How to Make Fresh Pasta
Fresh pasta is flour and eggs kneaded into a smooth dough, rested, then rolled thin and cut into shapes. The dough cooks in 2-3 minutes instead of the 8-12 minutes dried pasta needs.
Why it matters
Fresh pasta absorbs sauce differently than dried pasta because its porous texture hasn't hardened. The eggs create a tender bite that dried pasta can't match. You control the thickness, which means you can make paper-thin sheets for ravioli or thick strands for hearty ragu. Making it takes 45 minutes total, including rest time.
What you need
Steps
Pour flour onto your work surface and make a well 6 inches wide in the center. Crack eggs into the well. Add salt. Use a fork to beat eggs while slowly incorporating flour from the inner walls of the well. Keep mixing until you have a shaggy mess that looks like scrambled eggs with flour chunks.
Gather the dough with your bench scraper into a rough ball. Knead for 8-10 minutes. Push with your palm heel, fold, rotate 90 degrees, repeat. The dough starts sticky and rough. After 5 minutes it feels smoother. Done when it bounces back slowly after you poke it and looks smooth as a baby's cheek.
Wrap dough tightly in plastic wrap. Rest 30 minutes at room temperature. The gluten needs time to relax. Skip this and your dough tears when rolling. After resting, the dough feels softer and stretches without springing back.
Cut dough into 4 pieces. Keep 3 wrapped while you work. Flatten one piece into a 1/2-inch thick disk. Dust both sides with flour.
Roll from center outward, rotating dough 90 degrees every few passes. Add flour when it sticks. Roll to 1/16-inch thickness for ravioli or 1/8-inch for fettuccine. Hold the sheet up to light. You should see your hand shadow through it. The dough feels smooth and slightly cool, like leather.
Let sheets dry 5 minutes before cutting. Surface should feel dry but not brittle. For fettuccine, fold sheet in half twice, then cut 1/4-inch strips. Unfold immediately and toss with flour. For ravioli, work quickly before edges dry out.
Cook fresh pasta in 6 quarts boiling salted water. Fettuccine takes 2-3 minutes. Filled ravioli needs 4-5 minutes. Test a piece. It should be tender with a slight firmness in the center. Fresh pasta floats when done and looks slightly translucent.
Common Mistakes
Adding too much flour during kneading
What happens: Pasta becomes tough and tastes like cardboard
Fix: Use just enough flour to prevent sticking, about 2 tablespoons total during kneading
Rolling dough when cold from the fridge
What happens: Dough tears and springs back instead of stretching
Fix: Always bring dough to room temperature, about 68-72F, before rolling
Skipping the rest period
What happens: Dough fights you when rolling and shrinks back
Fix: Rest minimum 30 minutes, up to 2 hours covered at room temperature
Making pasta sheets too thick
What happens: Pasta stays doughy inside even when outside is cooked
Fix: Roll until you see light through the sheet, about 1/16-inch for most shapes
Troubleshooting
Dough cracks and crumbles while kneading
Then: Sprinkle 1 tablespoon water over dough and knead it in. Repeat if needed until dough holds together
Pasta sticks together after cutting
Then: Toss immediately with semolina flour or lay pieces in single layer on floured baking sheet
Edges dry out before you finish shaping
Then: Cover unused portions with barely damp towel. Work faster next time or roll smaller batches
Related Techniques
FAQ
Can I make pasta without eggs?
Yes, use 1 cup water per 3 cups flour and add 2 tablespoons olive oil. Mix and knead the same way. Eggless pasta takes 5-7 minutes to cook instead of 2-3 minutes. The texture is firmer and less silky. Many southern Italian pastas like orecchiette use this method.

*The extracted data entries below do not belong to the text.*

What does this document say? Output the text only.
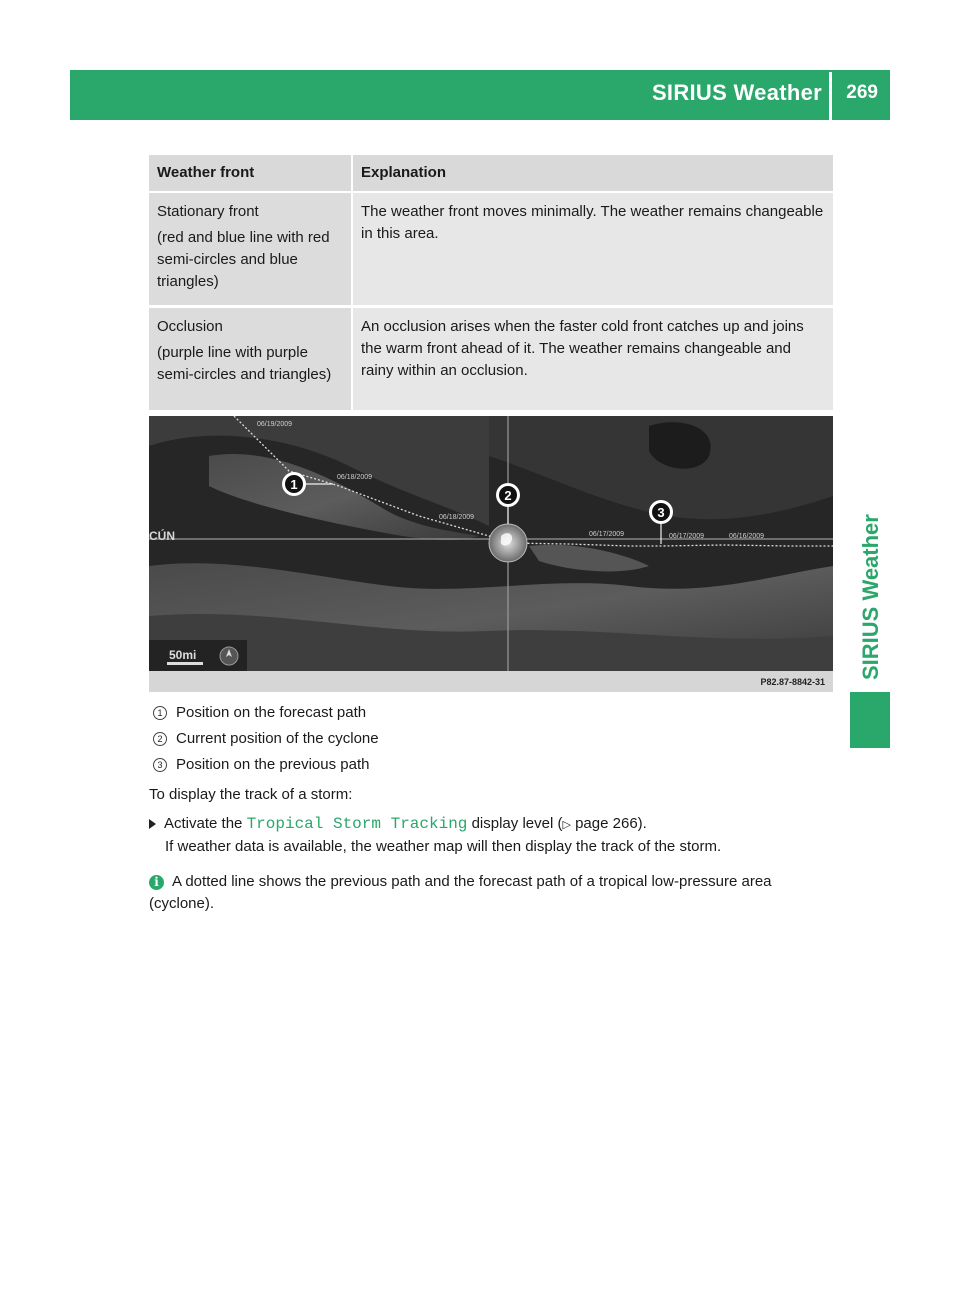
SIRIUS Weather 269
SIRIUS Weather
Weather front	Explanation

Stationary front
(red and blue line with red semi-circles and blue triangles)	The weather front moves minimally. The weather remains changeable in this area.

Occlusion
(purple line with purple semi-circles and triangles)	An occlusion arises when the faster cold front catches up and joins the warm front ahead of it. The weather remains changeable and rainy within an occlusion.
06/19/2009
06/18/2009
06/18/2009
06/17/2009	06/17/2009	06/16/2009
1
2
3
CÚN
50mi
P82.87-8842-31
1 Position on the forecast path
2 Current position of the cyclone
3 Position on the previous path
To display the track of a storm:
Activate the Tropical Storm Tracking display level (▷ page 266).
If weather data is available, the weather map will then display the track of the storm.
i A dotted line shows the previous path and the forecast path of a tropical low-pressure area (cyclone).
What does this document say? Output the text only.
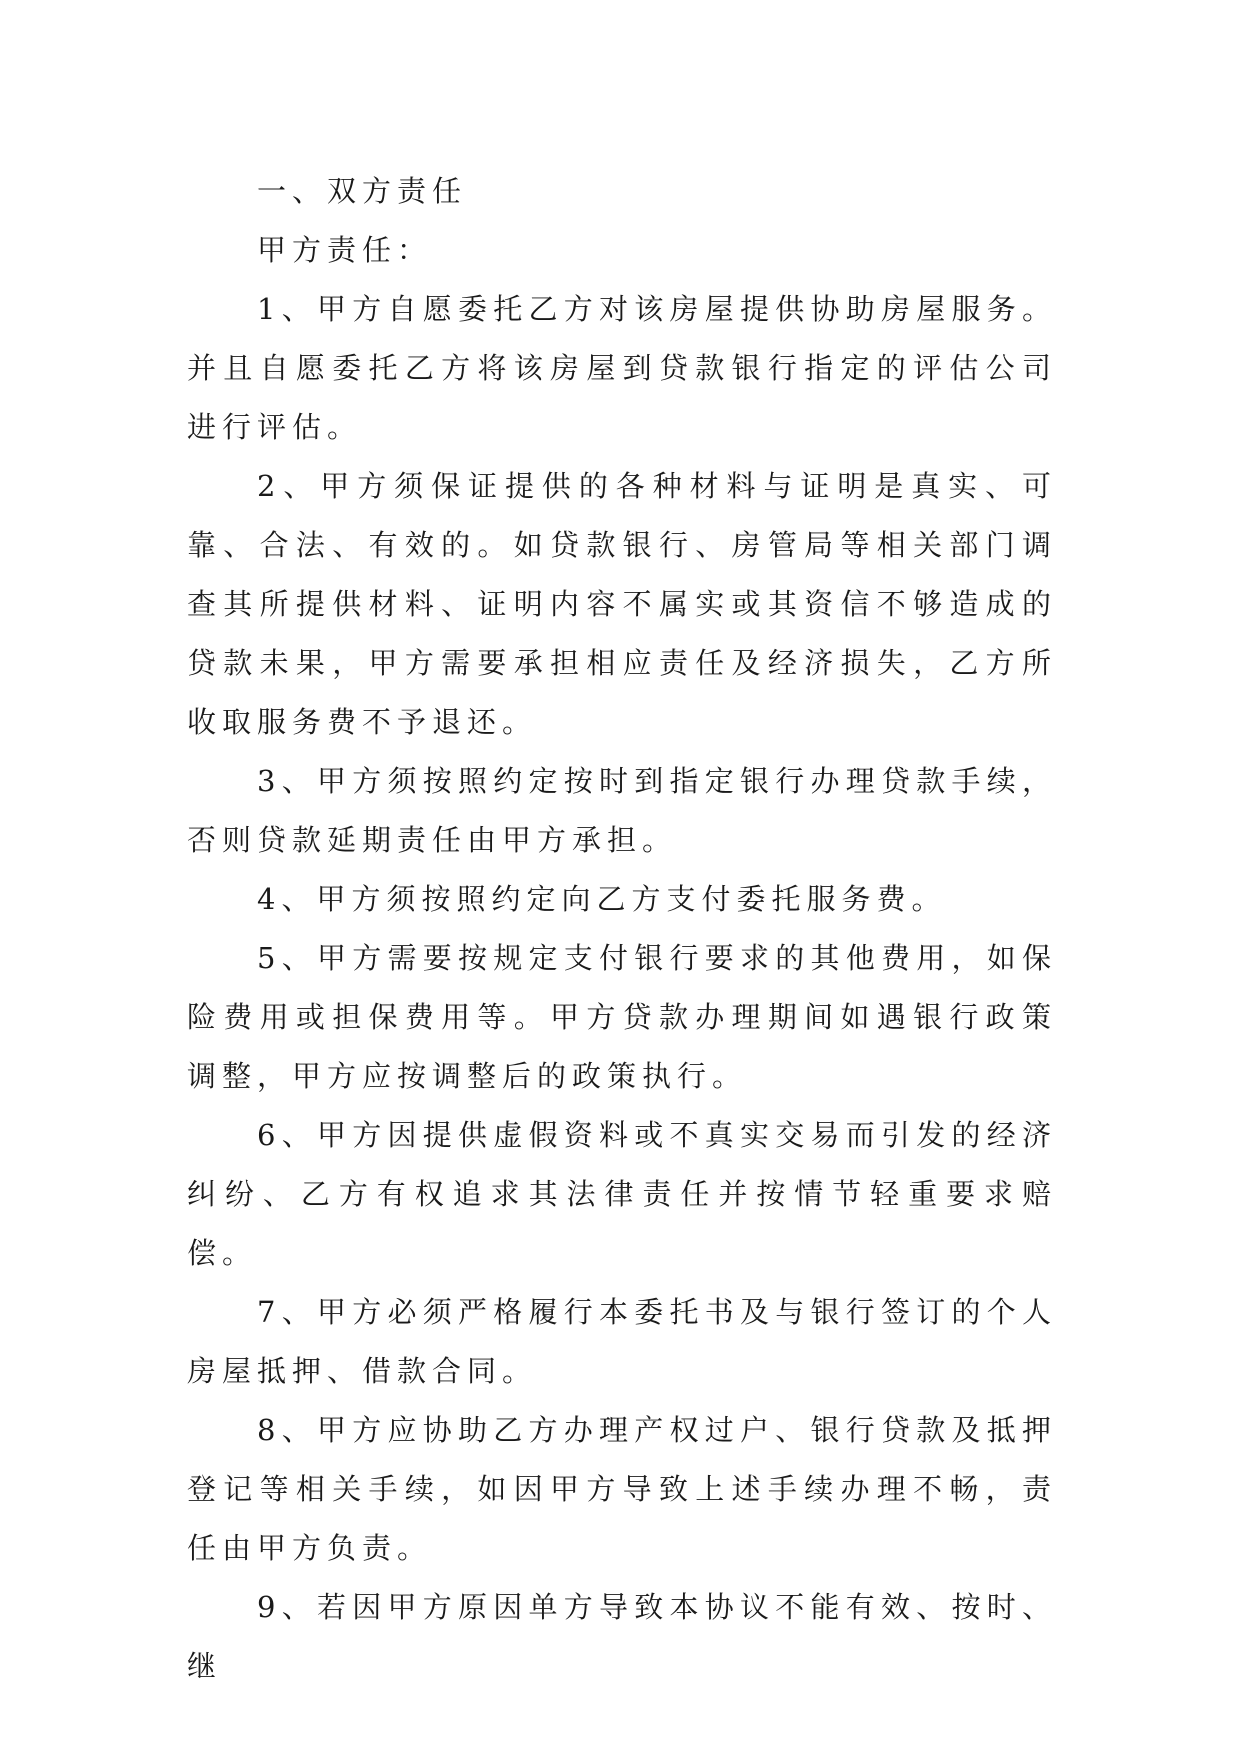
一、双方责任

甲方责任：

1、甲方自愿委托乙方对该房屋提供协助房屋服务。并且自愿委托乙方将该房屋到贷款银行指定的评估公司进行评估。

2、甲方须保证提供的各种材料与证明是真实、可靠、合法、有效的。如贷款银行、房管局等相关部门调查其所提供材料、证明内容不属实或其资信不够造成的贷款未果，甲方需要承担相应责任及经济损失，乙方所收取服务费不予退还。

3、甲方须按照约定按时到指定银行办理贷款手续，否则贷款延期责任由甲方承担。

4、甲方须按照约定向乙方支付委托服务费。

5、甲方需要按规定支付银行要求的其他费用，如保险费用或担保费用等。甲方贷款办理期间如遇银行政策调整，甲方应按调整后的政策执行。

6、甲方因提供虚假资料或不真实交易而引发的经济纠纷、乙方有权追求其法律责任并按情节轻重要求赔偿。

7、甲方必须严格履行本委托书及与银行签订的个人房屋抵押、借款合同。

8、甲方应协助乙方办理产权过户、银行贷款及抵押登记等相关手续，如因甲方导致上述手续办理不畅，责任由甲方负责。

9、若因甲方原因单方导致本协议不能有效、按时、继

How long does fresh pasta last?
Fresh pasta keeps 2 days in the fridge in an airtight container with layers separated by parchment. Freeze up to 1 month on a floured baking sheet, then transfer to freezer bags. Cook frozen pasta directly in boiling water, adding 1-2 minutes to cooking time. Never thaw first or it turns mushy.
What flour works best?
All-purpose flour with 10-12% protein content works for most shapes. Italian 00 flour rolls easier because its finer grind absorbs eggs better. Bread flour at 13% protein makes chewier pasta. For every cup of all-purpose, you can substitute up to 1/3 cup whole wheat or semolina for different textures.
Why is my pasta gummy?
Gummy pasta means too much water in the pot or pasta too thick. Use 6 quarts water per pound of pasta. Roll sheets to 1/16-inch. Cook at a hard boil, not a simmer. Gummy texture also happens when pasta sits in cooking water after draining. Remove with tongs straight to the sauce instead.